Background: Clinical notes are a vital and detailed source of information about patient hospitalizations. However, the sheer volume and complexity of these notes make evaluation and summarization challenging. Nonetheless, summarizing clinical notes is essential for accurate and efficient clinical decision-making in patient care. Generative language models, particularly large language models such as GPT-4, offer a promising solution by creating coherent, contextually relevant text based on patterns learned from large datasets.
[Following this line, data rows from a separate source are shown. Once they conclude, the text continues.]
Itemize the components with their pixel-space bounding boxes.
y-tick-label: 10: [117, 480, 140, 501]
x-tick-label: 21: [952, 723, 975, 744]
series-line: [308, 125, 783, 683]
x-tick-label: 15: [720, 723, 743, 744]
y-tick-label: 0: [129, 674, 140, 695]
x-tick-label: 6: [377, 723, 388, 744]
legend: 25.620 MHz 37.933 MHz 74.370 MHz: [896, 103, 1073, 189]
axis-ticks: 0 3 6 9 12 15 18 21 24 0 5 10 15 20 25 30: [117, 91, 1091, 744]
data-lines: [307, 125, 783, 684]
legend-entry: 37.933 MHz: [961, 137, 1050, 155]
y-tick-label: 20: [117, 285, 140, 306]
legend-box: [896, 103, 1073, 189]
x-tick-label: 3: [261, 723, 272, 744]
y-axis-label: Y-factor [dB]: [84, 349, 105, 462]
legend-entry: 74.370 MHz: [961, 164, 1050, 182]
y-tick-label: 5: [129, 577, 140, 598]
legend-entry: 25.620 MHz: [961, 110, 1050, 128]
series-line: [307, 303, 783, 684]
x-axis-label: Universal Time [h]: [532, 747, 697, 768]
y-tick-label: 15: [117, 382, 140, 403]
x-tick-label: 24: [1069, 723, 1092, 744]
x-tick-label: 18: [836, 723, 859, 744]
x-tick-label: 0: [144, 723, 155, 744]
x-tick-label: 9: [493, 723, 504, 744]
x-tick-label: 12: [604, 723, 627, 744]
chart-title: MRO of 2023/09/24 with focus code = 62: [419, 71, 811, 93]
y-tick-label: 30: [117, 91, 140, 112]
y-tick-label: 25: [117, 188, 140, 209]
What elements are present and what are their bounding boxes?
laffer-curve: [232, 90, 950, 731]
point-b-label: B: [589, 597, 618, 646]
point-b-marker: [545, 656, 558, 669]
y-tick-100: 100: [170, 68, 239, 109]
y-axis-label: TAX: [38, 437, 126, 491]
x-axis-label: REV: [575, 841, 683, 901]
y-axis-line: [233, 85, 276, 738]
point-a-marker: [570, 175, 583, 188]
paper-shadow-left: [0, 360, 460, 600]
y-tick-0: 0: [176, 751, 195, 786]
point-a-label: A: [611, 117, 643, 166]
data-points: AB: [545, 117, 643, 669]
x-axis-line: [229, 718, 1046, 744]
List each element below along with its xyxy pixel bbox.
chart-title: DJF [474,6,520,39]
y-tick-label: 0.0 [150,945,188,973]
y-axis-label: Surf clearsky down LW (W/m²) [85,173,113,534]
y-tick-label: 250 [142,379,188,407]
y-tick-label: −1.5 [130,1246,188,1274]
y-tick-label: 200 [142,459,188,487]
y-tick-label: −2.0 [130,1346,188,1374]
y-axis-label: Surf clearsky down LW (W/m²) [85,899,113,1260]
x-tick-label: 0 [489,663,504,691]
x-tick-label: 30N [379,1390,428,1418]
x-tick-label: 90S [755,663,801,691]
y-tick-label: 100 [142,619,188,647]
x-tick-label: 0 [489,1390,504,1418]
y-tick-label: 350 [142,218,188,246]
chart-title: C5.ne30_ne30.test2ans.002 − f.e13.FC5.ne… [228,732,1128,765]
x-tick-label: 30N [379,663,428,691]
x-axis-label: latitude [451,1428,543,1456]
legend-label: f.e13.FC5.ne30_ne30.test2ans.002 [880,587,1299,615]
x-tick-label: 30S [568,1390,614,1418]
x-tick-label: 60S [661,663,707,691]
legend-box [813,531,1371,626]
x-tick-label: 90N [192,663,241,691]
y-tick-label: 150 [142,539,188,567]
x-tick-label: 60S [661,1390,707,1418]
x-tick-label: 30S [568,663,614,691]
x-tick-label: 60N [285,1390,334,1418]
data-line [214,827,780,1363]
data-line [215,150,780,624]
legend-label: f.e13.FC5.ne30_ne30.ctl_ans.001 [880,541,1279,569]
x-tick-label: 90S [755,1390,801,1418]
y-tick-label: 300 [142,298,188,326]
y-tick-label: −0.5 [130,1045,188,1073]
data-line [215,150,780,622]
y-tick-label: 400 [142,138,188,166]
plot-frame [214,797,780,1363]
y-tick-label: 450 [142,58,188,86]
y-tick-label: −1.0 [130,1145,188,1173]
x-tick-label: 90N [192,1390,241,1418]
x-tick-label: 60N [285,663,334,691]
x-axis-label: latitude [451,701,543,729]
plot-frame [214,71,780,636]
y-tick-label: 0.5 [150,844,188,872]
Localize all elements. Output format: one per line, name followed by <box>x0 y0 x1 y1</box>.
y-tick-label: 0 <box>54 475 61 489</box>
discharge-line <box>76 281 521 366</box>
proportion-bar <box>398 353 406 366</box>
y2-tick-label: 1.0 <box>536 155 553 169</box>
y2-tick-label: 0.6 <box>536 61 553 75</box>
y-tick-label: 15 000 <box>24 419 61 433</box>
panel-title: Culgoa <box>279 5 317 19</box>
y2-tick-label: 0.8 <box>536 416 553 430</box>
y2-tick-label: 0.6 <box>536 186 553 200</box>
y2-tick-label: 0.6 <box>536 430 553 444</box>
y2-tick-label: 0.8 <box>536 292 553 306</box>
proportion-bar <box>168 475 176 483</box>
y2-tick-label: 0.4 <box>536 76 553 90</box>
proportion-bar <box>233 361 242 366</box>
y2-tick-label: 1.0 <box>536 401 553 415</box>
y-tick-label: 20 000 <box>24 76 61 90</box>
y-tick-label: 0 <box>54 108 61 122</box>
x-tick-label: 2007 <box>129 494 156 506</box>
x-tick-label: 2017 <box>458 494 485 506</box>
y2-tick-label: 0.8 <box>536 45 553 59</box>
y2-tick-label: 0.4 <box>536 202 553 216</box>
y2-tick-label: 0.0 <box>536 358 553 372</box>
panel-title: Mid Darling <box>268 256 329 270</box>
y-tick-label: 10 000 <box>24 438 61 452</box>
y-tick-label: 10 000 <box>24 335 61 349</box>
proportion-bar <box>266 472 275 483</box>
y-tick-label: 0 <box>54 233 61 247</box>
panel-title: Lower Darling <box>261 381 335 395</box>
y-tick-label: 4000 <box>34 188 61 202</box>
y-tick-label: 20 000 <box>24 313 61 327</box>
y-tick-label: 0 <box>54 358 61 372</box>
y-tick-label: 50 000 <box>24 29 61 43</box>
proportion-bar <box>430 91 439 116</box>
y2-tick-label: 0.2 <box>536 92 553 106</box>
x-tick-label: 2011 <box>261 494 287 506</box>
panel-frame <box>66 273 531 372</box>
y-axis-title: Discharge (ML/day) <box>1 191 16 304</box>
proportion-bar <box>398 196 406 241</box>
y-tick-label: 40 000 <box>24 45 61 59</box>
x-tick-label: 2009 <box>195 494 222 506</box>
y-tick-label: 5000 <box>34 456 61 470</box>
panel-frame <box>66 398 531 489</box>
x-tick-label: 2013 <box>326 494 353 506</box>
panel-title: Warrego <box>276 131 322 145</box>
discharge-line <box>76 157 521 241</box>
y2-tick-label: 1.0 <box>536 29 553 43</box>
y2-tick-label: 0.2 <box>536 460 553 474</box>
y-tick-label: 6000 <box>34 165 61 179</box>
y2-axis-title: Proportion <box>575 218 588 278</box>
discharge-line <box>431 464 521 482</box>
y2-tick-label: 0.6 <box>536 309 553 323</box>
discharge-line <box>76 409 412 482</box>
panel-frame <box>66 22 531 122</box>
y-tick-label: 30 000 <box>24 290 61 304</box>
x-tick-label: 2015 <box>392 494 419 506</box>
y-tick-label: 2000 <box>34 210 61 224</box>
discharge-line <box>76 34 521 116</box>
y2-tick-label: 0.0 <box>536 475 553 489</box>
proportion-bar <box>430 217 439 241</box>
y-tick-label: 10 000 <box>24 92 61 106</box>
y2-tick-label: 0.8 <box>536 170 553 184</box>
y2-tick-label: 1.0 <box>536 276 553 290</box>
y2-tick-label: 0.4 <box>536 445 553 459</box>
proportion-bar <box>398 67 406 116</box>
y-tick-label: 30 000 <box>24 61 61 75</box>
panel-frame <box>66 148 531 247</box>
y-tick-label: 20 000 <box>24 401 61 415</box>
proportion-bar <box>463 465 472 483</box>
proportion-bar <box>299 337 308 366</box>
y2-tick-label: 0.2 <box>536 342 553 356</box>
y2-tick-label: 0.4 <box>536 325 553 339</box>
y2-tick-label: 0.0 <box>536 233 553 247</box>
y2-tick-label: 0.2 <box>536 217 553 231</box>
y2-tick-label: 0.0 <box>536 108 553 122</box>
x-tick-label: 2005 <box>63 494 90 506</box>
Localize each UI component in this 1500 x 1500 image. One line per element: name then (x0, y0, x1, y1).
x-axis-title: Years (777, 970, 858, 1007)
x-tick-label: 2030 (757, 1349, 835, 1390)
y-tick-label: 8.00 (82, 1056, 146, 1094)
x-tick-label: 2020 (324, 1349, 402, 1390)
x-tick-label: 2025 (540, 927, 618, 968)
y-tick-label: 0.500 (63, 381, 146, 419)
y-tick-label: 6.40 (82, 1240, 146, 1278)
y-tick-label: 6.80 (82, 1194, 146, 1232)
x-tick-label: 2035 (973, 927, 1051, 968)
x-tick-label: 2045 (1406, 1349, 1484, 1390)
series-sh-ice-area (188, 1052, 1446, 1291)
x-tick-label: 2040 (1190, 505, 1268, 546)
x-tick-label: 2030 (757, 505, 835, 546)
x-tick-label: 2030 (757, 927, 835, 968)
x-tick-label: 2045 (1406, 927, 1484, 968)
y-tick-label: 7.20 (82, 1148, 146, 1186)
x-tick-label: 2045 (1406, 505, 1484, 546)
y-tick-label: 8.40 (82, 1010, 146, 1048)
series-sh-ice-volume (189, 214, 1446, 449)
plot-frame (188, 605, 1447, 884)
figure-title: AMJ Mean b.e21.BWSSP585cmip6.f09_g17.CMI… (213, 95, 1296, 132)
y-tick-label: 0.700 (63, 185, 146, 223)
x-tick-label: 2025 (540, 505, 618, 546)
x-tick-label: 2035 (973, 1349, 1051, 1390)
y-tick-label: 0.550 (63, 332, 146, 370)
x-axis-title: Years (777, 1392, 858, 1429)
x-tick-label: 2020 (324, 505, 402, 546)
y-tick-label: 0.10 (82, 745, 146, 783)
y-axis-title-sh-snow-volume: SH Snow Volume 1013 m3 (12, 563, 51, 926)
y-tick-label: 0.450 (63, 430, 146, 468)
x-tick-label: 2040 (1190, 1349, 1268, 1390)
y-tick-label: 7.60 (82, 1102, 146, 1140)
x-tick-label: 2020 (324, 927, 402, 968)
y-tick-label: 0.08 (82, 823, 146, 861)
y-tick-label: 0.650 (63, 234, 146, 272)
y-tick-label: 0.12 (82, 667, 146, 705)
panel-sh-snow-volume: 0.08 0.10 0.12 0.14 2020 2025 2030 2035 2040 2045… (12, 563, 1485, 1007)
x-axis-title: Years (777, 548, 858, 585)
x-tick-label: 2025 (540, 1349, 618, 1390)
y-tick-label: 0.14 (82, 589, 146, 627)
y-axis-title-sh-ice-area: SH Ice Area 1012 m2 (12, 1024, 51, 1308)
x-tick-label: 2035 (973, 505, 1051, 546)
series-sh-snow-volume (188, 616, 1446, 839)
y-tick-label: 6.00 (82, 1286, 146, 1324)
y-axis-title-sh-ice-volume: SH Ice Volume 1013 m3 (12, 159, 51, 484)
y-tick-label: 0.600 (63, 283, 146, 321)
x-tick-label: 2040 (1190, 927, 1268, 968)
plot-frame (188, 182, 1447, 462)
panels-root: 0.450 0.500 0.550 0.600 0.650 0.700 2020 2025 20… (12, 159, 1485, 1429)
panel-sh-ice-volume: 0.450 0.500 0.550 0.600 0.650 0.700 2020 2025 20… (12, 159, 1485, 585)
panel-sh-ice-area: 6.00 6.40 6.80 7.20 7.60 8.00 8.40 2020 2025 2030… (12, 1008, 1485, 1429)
Methods: This study describes the development of a discharge summary system using large language models. By conducting an online survey and interviews, we gather feedback from end users, including physicians and patients, to ensure the system meets their practical needs and fits their experiences. Additionally, we develop a rating system to evaluate prompt effectiveness by comparing model-generated outputs with human assessments, which serve as benchmarks to evaluate the performance of the automated model.

Results: Here we show that the model's ability to interpret diagnoses borders on humanlevel accuracy, demonstrating its potential to assist healthcare professionals in routine tasks such as generating discharge summaries.

Conclusions: This advancement underscores the potential of large language models in clinical settings and opens up possibilities for broader applications in healthcare documentation and decision-making support.

Abstract Image

Abstract Image

使用大型语言模型的临床笔记摘要系统的开发与评估。
背景:临床记录是患者住院信息的重要和详细来源。然而,这些笔记的数量和复杂性使得评估和总结具有挑战性。尽管如此,总结临床记录对于患者护理中准确有效的临床决策至关重要。生成语言模型,特别是像GPT-4这样的大型语言模型,通过基于从大型数据集中学习的模式创建连贯的、与上下文相关的文本,提供了一个很有前途的解决方案。方法:本研究描述了一个使用大型语言模型的出院汇总系统的开发。通过进行在线调查和访谈,我们收集包括医生和患者在内的最终用户的反馈,以确保系统满足他们的实际需求并符合他们的体验。此外,我们开发了一个评级系统,通过将模型生成的输出与人工评估进行比较来评估提示有效性,这可以作为评估自动化模型性能的基准。结果:在这里,我们展示了该模型解释诊断的能力接近人类水平的准确性,证明了它在帮助医疗保健专业人员完成日常任务(如生成出院摘要)方面的潜力。结论:这一进展强调了大型语言模型在临床环境中的潜力,并为在医疗保健文档和决策支持方面的更广泛应用开辟了可能性。
本文章由计算机程序翻译,如有差异,请以英文原文为准。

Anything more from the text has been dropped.